During this time also Jane’s mother, Marie, lost her home in Saratoga Springs, NY, and was placed in a state-run nursing home in nearby Middle Grove. Through the mail mother and daughter patched up their volatile relationship enough to begin exchanging letters fairly regularly. Jane never told Marie about the Seth material, or her symptoms. Marie even accepted me as her daughter’s husband. The two gave each other Christmas gifts. Jane sent her mother nightwear and stationery and other small useful presents. Marie always sent her daughter sweaters that she had knitted with great difficulty because of her misshapen fingers; invariably the garments were too large. Seth suggested that Jane not wear them in any case because of the roiled emotions that had existed between the two almost from Jane’s birth; gifts from the mother could still carry those feelings. Mother and daughter were to never meet again: Marie died shortly before 1975. By then it wasn’t easy for Jane to travel, and we didn’t make the approximately 400-mile roundtrip to attend the funeral. Later the nursing home was closed by the state. A mutual friend sent us photographs of the big old red-brick building, three stories high, shuttered and dark and deserted among the trees and in the snow.

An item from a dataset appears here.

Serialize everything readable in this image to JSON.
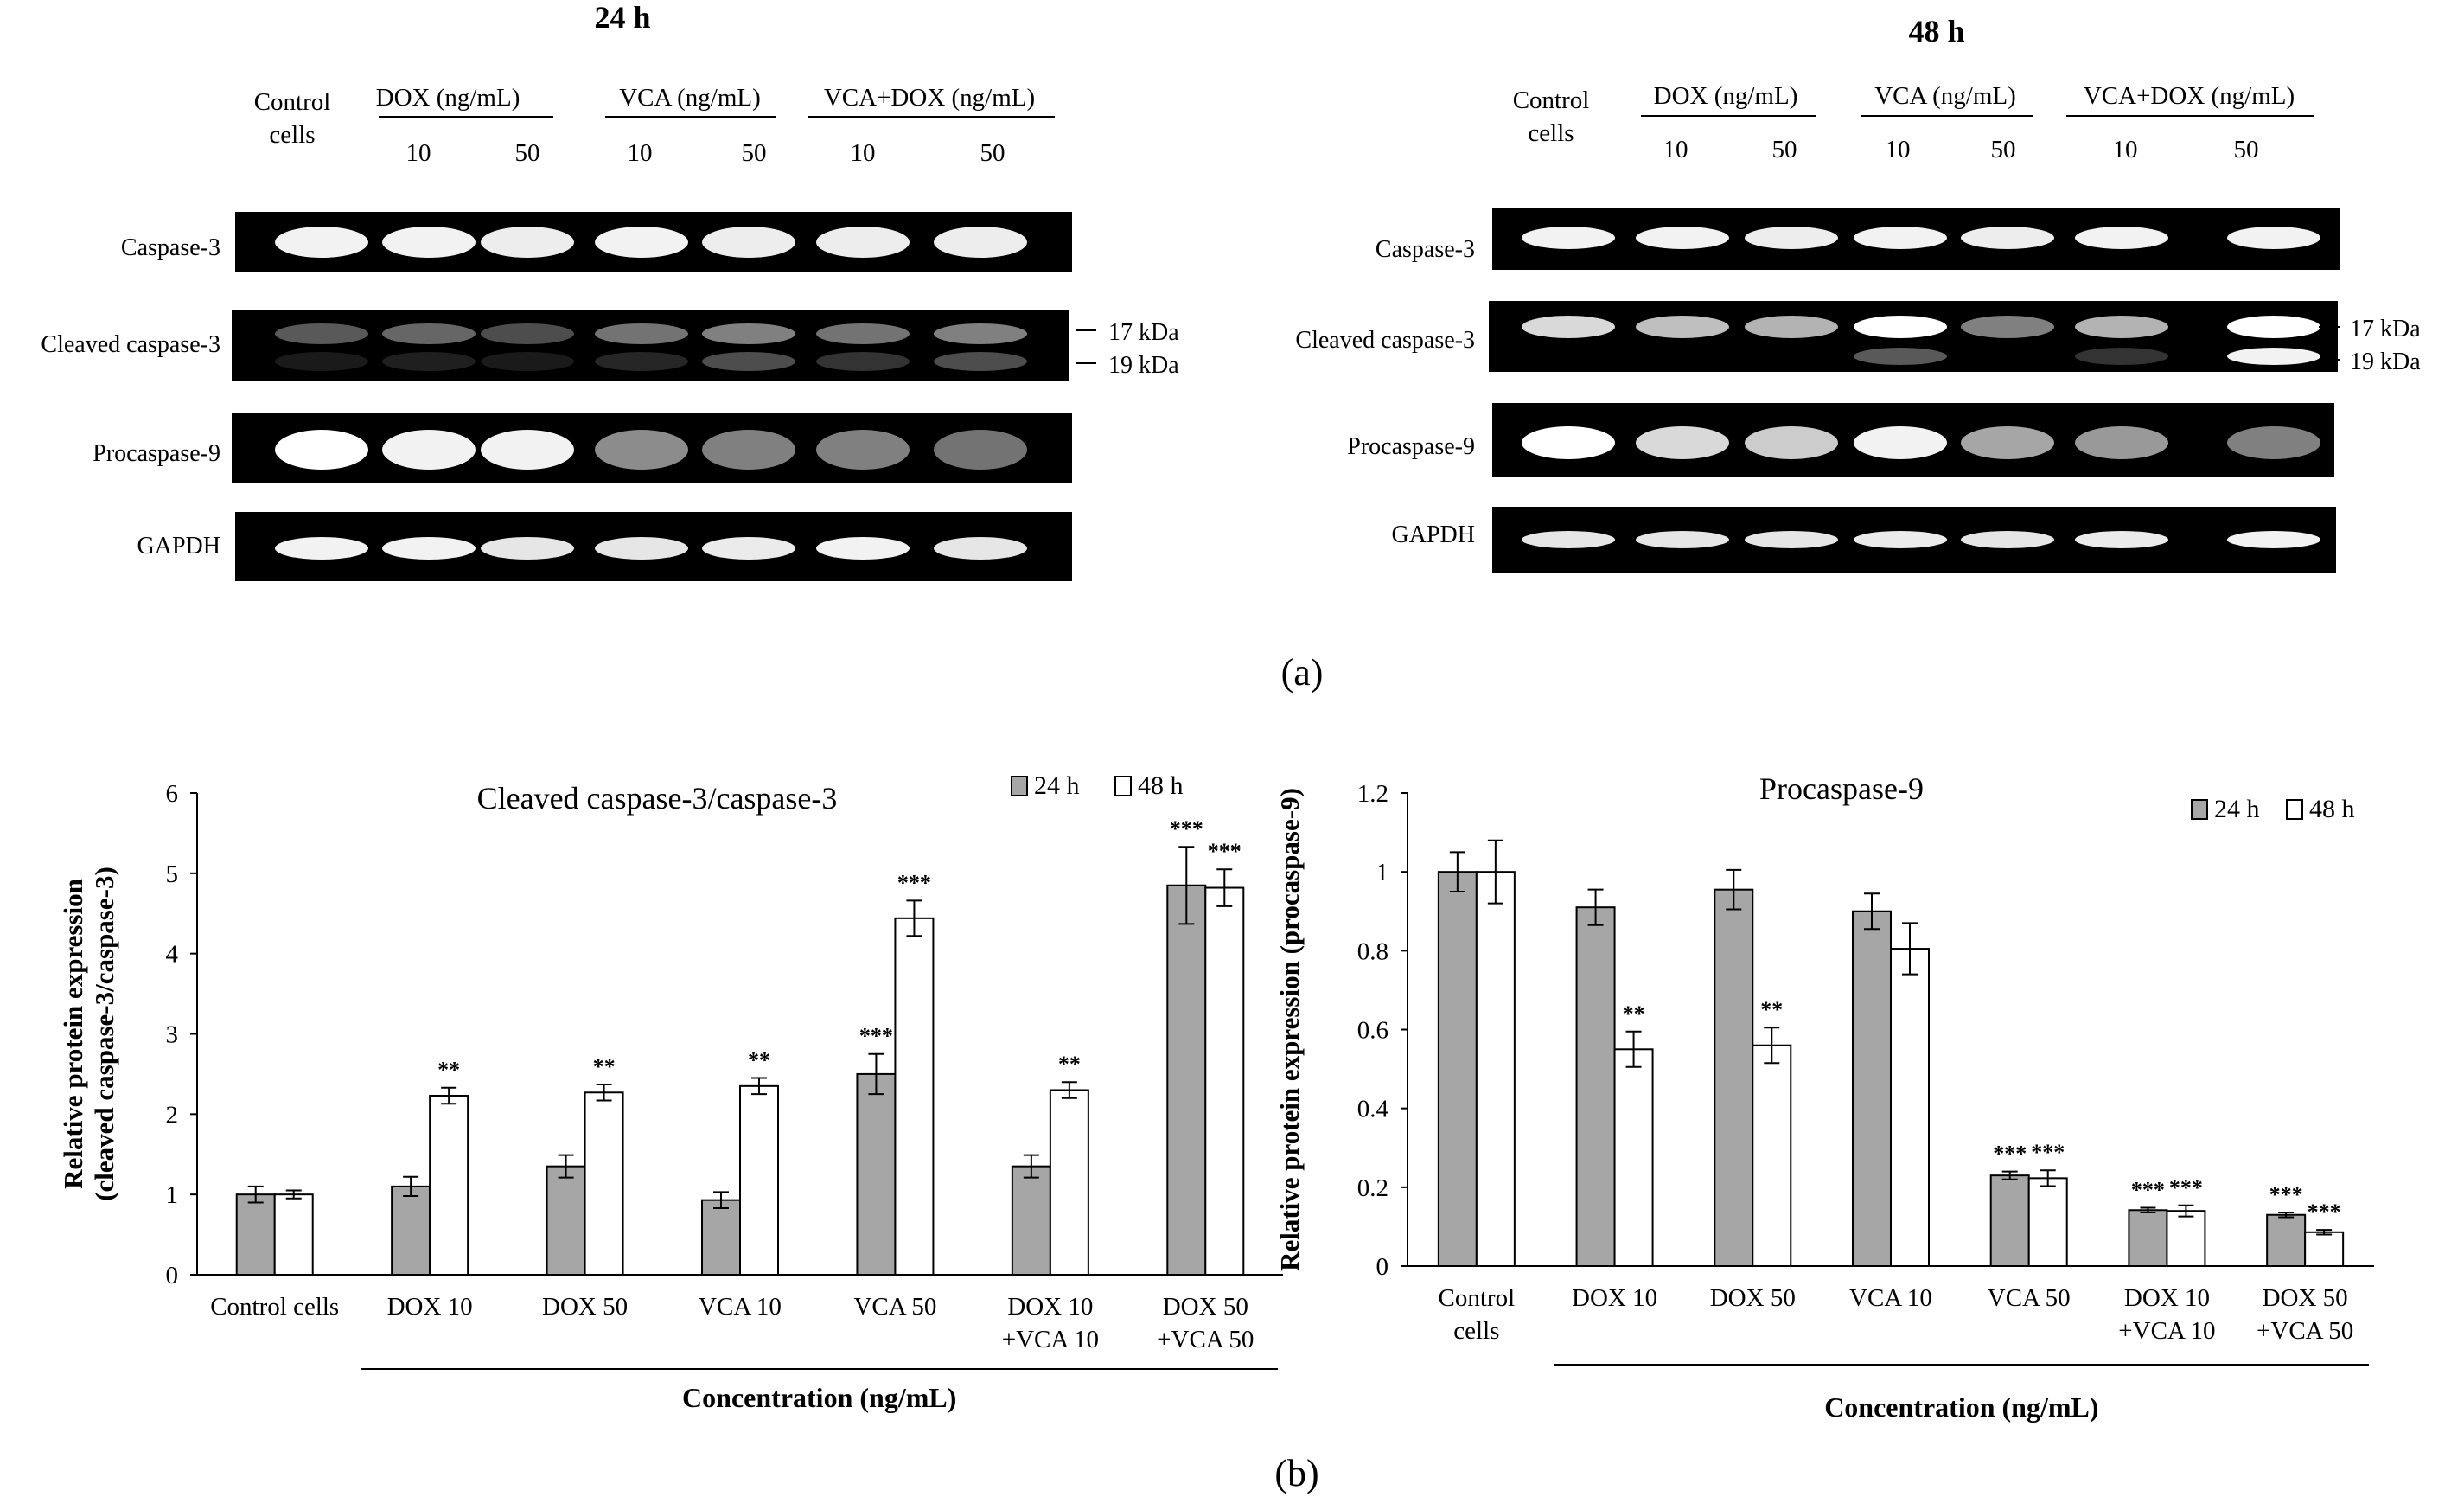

And guess what: I finally understood as Jane’s symptoms began to slowly grow that her choices were her right, and stopped my innuendos that it was perfectly all right for her to be open to outside help—so why wasn’t she? Seth was way ahead of me. I don’t recall that worthy ever suggesting to my wife outright that she seek medical help, let alone insisting that she do so. Was this because Jane wouldn’t allow him to say that, even if he wanted to? As noted, at times I’d felt that that was the case. It’s easy to proclaim that we human beings live short of our potentials in those terms—for if such potentials didn’t exist, how could we sense or aspire to them? But I’m hardly being original when I insist that each life is so intensely real that it seems most difficult to truly believe that we can have it any other way—let alone have more than one! Our challenges in this physical/nonphysical existence reign supreme, regardless of other possible long-term influences like reincarnation or time travel, for example. Or—yes—even religion: a subject I would like to explore in depth if ever I can create the several years of camouflage time necessary to do so. So even if Seth did help, still Jane chose to live her own life within the face and force of her own very creative present personality. Seth did offer insights, excellent ones of certain very creative depths that we more than welcomed, while all the time being quite aware, I think, that the beautiful young woman through whom he spoke—who let him speak—had her own agenda at the same time. And even though we agreed with Seth’s reincarnational material involving the three of us, and our families, still it was also intensely personal for my wife in this life that she go her own way.